Verdant is geen verstilde soundscape. Het werk kent weliswaar geen echt tempo maar is wel beweeglijk, actief. Actief ben je ook als luisteraar, want de vele aspecten die zowel aan de oppervlakte als in de diepte te horen zijn, vragen om geconcentreerd luisteren, hoewel je als luisteraar natuurlijk vrij bent in de manier waarop je de muziek tot je wenst te nemen. Bij een actieve luisterbeurt kun je proberen de facetten die hiervoor zijn genoemd te horen in het stuk. Je kunt de muziek echter ook ondergaan, zonder bijgedachten maar puur gefocust op de geluiden die je omringen.

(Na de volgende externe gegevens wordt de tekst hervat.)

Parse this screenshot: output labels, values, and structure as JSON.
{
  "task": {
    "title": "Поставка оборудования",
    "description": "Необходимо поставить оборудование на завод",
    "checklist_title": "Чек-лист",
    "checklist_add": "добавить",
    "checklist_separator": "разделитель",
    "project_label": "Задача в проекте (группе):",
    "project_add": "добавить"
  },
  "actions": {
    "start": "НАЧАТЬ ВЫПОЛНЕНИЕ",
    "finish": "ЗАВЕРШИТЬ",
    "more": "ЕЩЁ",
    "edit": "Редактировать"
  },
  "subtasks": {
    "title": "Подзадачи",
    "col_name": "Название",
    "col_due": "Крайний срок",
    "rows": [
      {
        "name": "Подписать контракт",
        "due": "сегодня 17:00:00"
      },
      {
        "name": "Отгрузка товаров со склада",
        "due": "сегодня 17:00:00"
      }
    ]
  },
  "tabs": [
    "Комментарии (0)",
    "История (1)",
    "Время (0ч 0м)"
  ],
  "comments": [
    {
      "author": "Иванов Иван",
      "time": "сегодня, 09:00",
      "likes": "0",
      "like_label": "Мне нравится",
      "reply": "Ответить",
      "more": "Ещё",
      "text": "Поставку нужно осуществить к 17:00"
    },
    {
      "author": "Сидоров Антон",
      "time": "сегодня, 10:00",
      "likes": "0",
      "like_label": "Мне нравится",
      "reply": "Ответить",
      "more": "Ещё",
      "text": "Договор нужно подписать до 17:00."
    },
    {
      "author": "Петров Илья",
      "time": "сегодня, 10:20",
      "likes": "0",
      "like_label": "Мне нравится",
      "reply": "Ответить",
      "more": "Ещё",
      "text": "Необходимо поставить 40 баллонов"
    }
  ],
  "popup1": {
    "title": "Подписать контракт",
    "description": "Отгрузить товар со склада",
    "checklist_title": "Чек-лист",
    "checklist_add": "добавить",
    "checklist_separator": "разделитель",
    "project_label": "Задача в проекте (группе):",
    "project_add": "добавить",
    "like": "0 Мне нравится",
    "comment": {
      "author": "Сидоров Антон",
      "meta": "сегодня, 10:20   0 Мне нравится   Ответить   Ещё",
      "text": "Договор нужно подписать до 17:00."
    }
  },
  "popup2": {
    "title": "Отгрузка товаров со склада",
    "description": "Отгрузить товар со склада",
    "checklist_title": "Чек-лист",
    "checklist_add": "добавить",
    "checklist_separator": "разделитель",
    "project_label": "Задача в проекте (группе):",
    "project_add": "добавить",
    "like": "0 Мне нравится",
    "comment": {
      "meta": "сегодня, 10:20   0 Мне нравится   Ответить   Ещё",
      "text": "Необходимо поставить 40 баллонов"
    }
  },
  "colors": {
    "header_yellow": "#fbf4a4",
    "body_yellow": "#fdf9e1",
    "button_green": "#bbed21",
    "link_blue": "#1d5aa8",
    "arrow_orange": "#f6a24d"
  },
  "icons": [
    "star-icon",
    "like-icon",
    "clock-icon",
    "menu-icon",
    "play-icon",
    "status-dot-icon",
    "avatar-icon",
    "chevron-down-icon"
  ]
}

Beluistering met een goede koptelefoon strekt tot aanbeveling.

Dunn laat elektronische klanken en natuurgeluiden interageren. Het onderscheid is daarbij duidelijk, maar niet per se van belang. Het gaat om de manier waarop de verschillende geluiden op je inwerken. Vogelgeluiden en de klanken van de windgongen zijn duidelijk herkenbaar, komen ook aan de oppervlakte, maar verplaatsen zich soms ook naar de achtergrond. De elektrische violen zijn ook waarneembaar, al moet je daar iets meer moeite voor doen. De elektronische klanken komen prominent naar voren. Alles bij elkaar genomen ontstaat een landschap van natuurgeluiden, trage melodieën en experimentele elektronische klanken die een aangename sensatie teweegbrengen.

Mooi is hoe de verschillende tempi ervoor zorgen dat de muzikale focus verschuift en er steeds een ontwikkeling plaatsvindt in het stuk. Het samenvallen van de verschillende elementen gebeurt steeds op een iets andere manier, waardoor je als luisteraar steeds iets nieuws hoort. Er is geen echte spanningsopbouw; de schoonheid van het gebodene spreekt voor zich. Hoewel de elektronische component groot is, kent het stuk een natuurlijk verloop. Dat wordt althans gesuggereerd. Niets staat op zichzelf en elk geluid klinkt op een bepaalde wijze doordat andere geluiden erop inwerken.

De omgevingsgeluiden klinken natuurgetrouw en laten zich niet leiden door een compositie. Wel heeft Dunn uiteraard controle over hoe en wanneer hij die geluiden inzet. Dunn doet dat op zo’n manier, dat het lijkt alsof ze ‘gewoon’ plaatsvinden, veel meer dan dat ze doelbewust zijn geplaatst ten behoeve van de compositie. Ook dat draagt bij aan de suggestie van een natuurlijk verloop van de compositie. In al zijn bedrijvigheid golft de soundscape in langzame, vloeiende bewegingen. Die vinden hun contrast in elektronische bliepjes die uit alle hoeken en gaten kunnen komen, maar die kunnen net als de soms hard kwetterende vogels niet afdoen aan het dominante effect van de rustige bewegingen in de onderliggende lagen.

Met Verdant creëert Dunn een netwerk van geluiden die op elkaar inwerken, elkaar versterken of juist tegengesteld zijn, telkens op een andere manier. Het resultaat is een lange soundscape waarin elke klank ertoe doet in samenhang met andere klanken eromheen. Steeds gebeurt er iets in het stuk, dat in essentie statisch is maar bestaat uit verschillende bewegingen die elkaar op wonderlijke wijze in evenwicht houden. De elektronica is een belangrijke factor, maar de omgevingsgeluiden klinken zo natuurgetrouw, dat je de tuin van Dunn als het ware kunt zien en zelfs ruiken. Zo is het werk een fascinerende luisterervaring waarin het denkbeeldige en het zintuiglijke door elkaar lopen.